Pas lassé, mon voisin enchaîne avec le « brillance pack auto » mais je le lâche et musique aux oreilles, je replonge dans la lecture de la vie de Gandhi. Je pense au Mahatma et me demande combien de tours il a fait dans son nuage crématoire en voyant les sud africains « de souches » expulser violemment ceux-là même qui, réfugiés de contrées voisines, avaient bêtement cru à cette histoire de « One people, One nation ».

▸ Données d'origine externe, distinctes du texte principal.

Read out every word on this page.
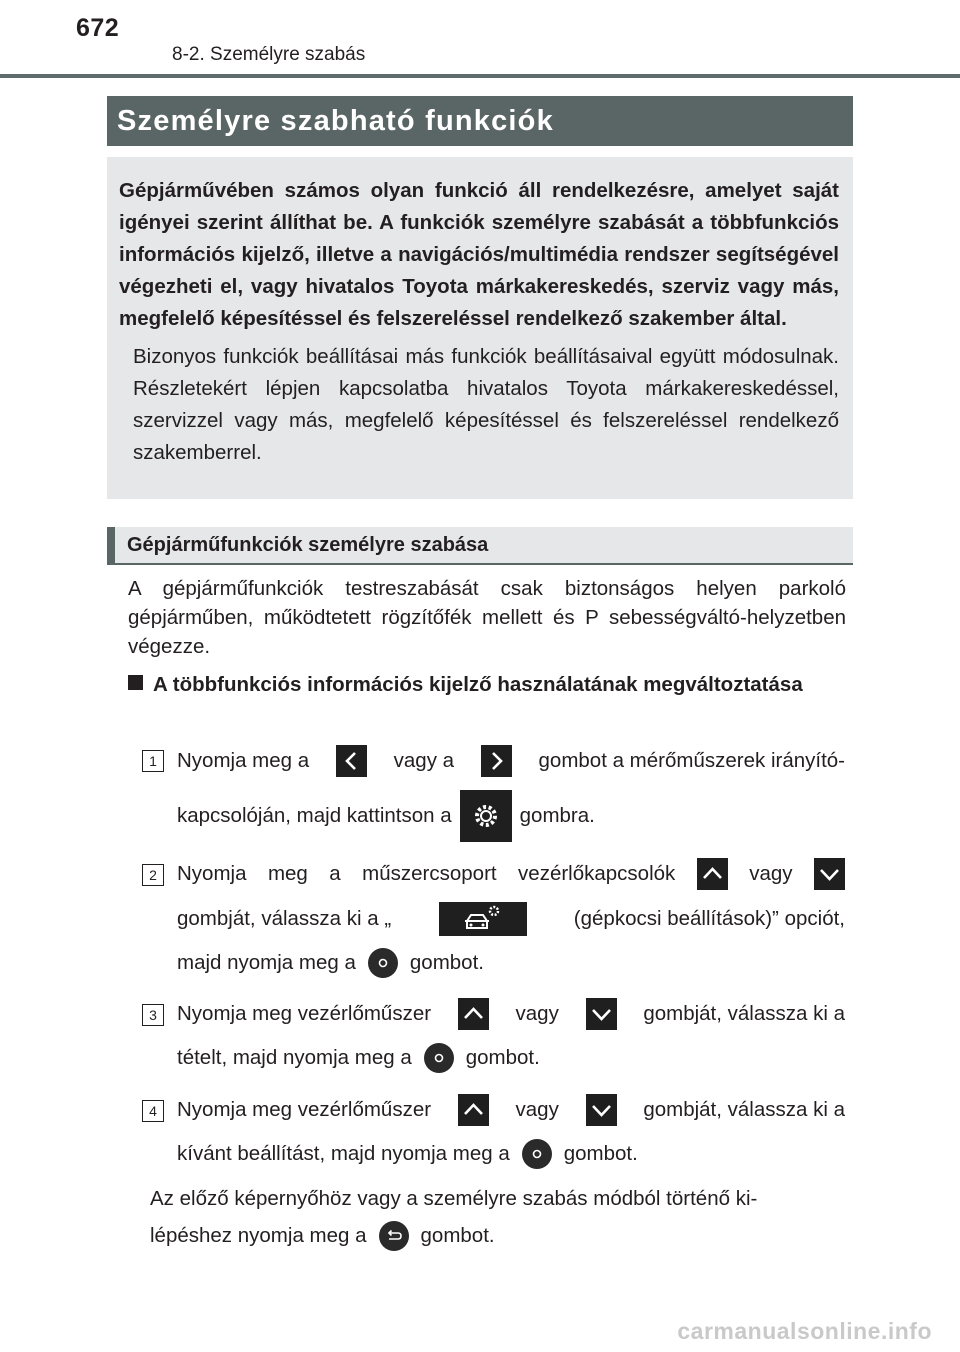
672
8-2. Személyre szabás
Személyre szabható funkciók

Gépjárművében számos olyan funkció áll rendelkezésre, amelyet saját igényei szerint állíthat be. A funkciók személyre szabását a többfunkciós információs kijelző, illetve a navigációs/multimédia rendszer segítségével végezheti el, vagy hivatalos Toyota márkakereskedés, szerviz vagy más, megfelelő képesítéssel és felszereléssel rendelkező szakember által.

Bizonyos funkciók beállításai más funkciók beállításaival együtt módosulnak. Részletekért lépjen kapcsolatba hivatalos Toyota márkakereskedéssel, szervizzel vagy más, megfelelő képesítéssel és felszereléssel rendelkező szakemberrel.

Gépjárműfunkciók személyre szabása

A gépjárműfunkciók testreszabását csak biztonságos helyen parkoló gépjárműben, működtetett rögzítőfék mellett és P sebességváltó-helyzetben végezze.

A többfunkciós információs kijelző használatának megváltoztatása
1 Nyomja meg a	vagy a	gombot a mérőműszerek irányító-
kapcsolóján, majd kattintson a	gombra.
2 Nyomja meg a műszercsoport vezérlőkapcsolók	vagy
gombját, válassza ki a „	(gépkocsi beállítások)” opciót,
majd nyomja meg a	gombot.
3 Nyomja meg vezérlőműszer	vagy	gombját, válassza ki a
tételt, majd nyomja meg a	gombot.
4 Nyomja meg vezérlőműszer	vagy	gombját, válassza ki a
kívánt beállítást, majd nyomja meg a	gombot.
Az előző képernyőhöz vagy a személyre szabás módból történő ki-
lépéshez nyomja meg a	gombot.
carmanualsonline.info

Ma perfusion en fin de shoot de cortisone, j’attaque mon repas avec la même réserve frugale qu’aurait eu Mohandas Gandhi devant ce triste morceau de bœuf, bouilli de surcroît.
J’abandonne l’idée d’une marche du sel ou d’une désobéissance civile solitaire et mâchonne mon bœuf bouilli sans sel cause cortisone. Dieudonné se pointe, sourire radieux et africain aux lèvres. Pour faire diversion, nous évoquons l’Amiwo au poulet typiquement béninois et ses délicates saveurs de crevettes séchées, d’ail et d’oignons.

Mais cette journée se termine si classiquement que je ne résiste pas à la clore avec vous sur le fabuleux sourire de Dieudonné lorsque à ma question « Au fait comment as-tu appelé ta fille ? » il me répond : « Merveille ».

Prochain trip soissonnais, le 2 juillet.